The XX Factor

Jennifer Weiner Critiques Sexism in Publishing, Promotes Self

Jennifer Weiner, novelist and critic of the critics

Photo by Dimitrios Kambouris/Getty Images for Glamour

In The New Yorker this week, Rebecca Mead profiles Jennifer Weiner, a best-selling novelist of romantic comedies who has, in recent years, forged a second career: as an outspoken critic of a literary establishment that fails to engage with books written by, for, and about women. A brief sampling of Weiner’s critical voice: When Jonathan Franzen’s Freedom earned him praise as the next “Great American Novelist,” Weiner denounced the love fest as “Franzenfreud.” When Weiner released her 2012 novel The Next Best Thing, she used the marketing campaign as an opportunity to cheekily mock what she sees as outsized critical acclaim of the novelist Jeffrey Eugenides. And she has repeatedly pointed to her lack of presence in the New York Review of Books as evidence of industrywide sexism. “Carl Hiaasen doesn’t have to chose between getting a Times review and being a bestseller,” she tweeted in 2010. “Why should I? Oh, right. #girlparts.”

On the one hand, Weiner is in an ideal position to make this critique: She is a woman who writes about women, and she enjoys a tremendous following for doing so. But her dual role also serves to undermine her arguments: Is Jennifer Weiner fighting for greater acclaim for female writers, or is she fighting for greater acclaim for herself?
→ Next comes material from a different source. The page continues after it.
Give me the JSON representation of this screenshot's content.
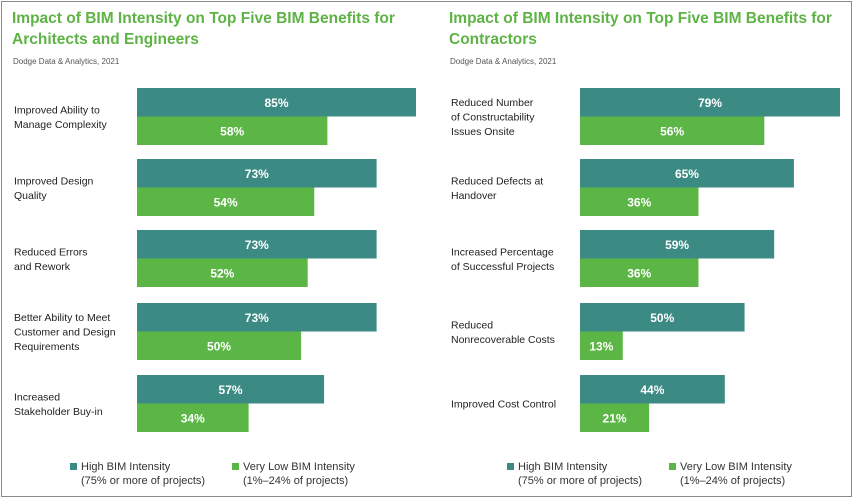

Weiner’s allegations of sexism in the critical establishment are persuasive in the aggregate. In 2012, for example, the New York Review of Books featured 316 male authors to 89 female ones. And some of her points are well-taken—is it really productive (or true) to call Franzen not just a good novelist but the best novelist living today? Still, that does not mean that, all things being equal, Weiner is a great novelist or that she should be one of the Times’ 405 featured authors in a given year. To a certain extent, Weiner acknowledges this as a necessary function of her critique. “Weiner says that she would relinquish her role as an ombudsman of publishing-world sexism if a writer with a more literary reputation took on the job,” Mead writes. “I imagine they have more to lose than I do,” Weiner told Mead. “If some literary woman were to be known as a gadfly, or a crank, even—somebody who won’t shut up, somebody who is persistent and abrasive—that could hurt her, careerwise.”

As a popular novelist ignored by the literary elite, Weiner’s crank status only serves to boost her own career. And many of her criticisms seem aimed at promoting her own writing style over that of “literary women,” even when these writers are also confronting industry sexism. When Claire Messud criticized an interviewer for asking whether the main character in her critically-acclaimed novel The Woman Upstairs was likable—Messud argued that male writers are not asked to create friendly protagonists—Weiner hit back at Messud, framing her annoyance as a personal affront (Weiner deliberately writes likeable characters). And when Love Affairs of Nathaniel P. author Adelle Waldman told an interviewer that she was not interested in writing a book featuring a “plucky heroine,” Weiner responded by saying that Waldman’s novel would have been better had it, in fact, featured a plucky heroine type who confronted Nathaniel on his sexist views. “What if he’d had a sister who had, like, an unfortunate complexion, or maybe wasn’t the cutest girl?” Weiner told Mead. Weiner is arguing that books with “plucky heroines” are unfairly boxed out of the literary establishment, while books with demented heroes are praised. But Jennifer Weiner is also arguing that Jennifer Weiner’s books are just better. That claim is harder to prove.

All of this means that Jennifer Weiner is an imperfect vessel for confronting sexism in the publishing industry. What it doesn’t mean is that Weiner is unique in her strategy of leveraging critical analysis to self-promote. In a lengthy bit of literary criticism published last year, Franzen decried the tendency of internet criticism to descend into “Jennifer Weiner-ish self-promotion.” When his essay wasn’t knocking other writers or engaging with the work of Austrian satirist Karl Kraus, it languished on personal anecdotes from Franzen’s own, pure, analog existence. You could call that “Jonathan Franzen-ish self promotion.” And despite his dubious status as the greatest living novelist—and a man, too!—Franzen was roundly criticized for the navel-gazing. In conclusion: Self-promotion among successful novelists remains annoying, and Jennifer Weiner is good at it.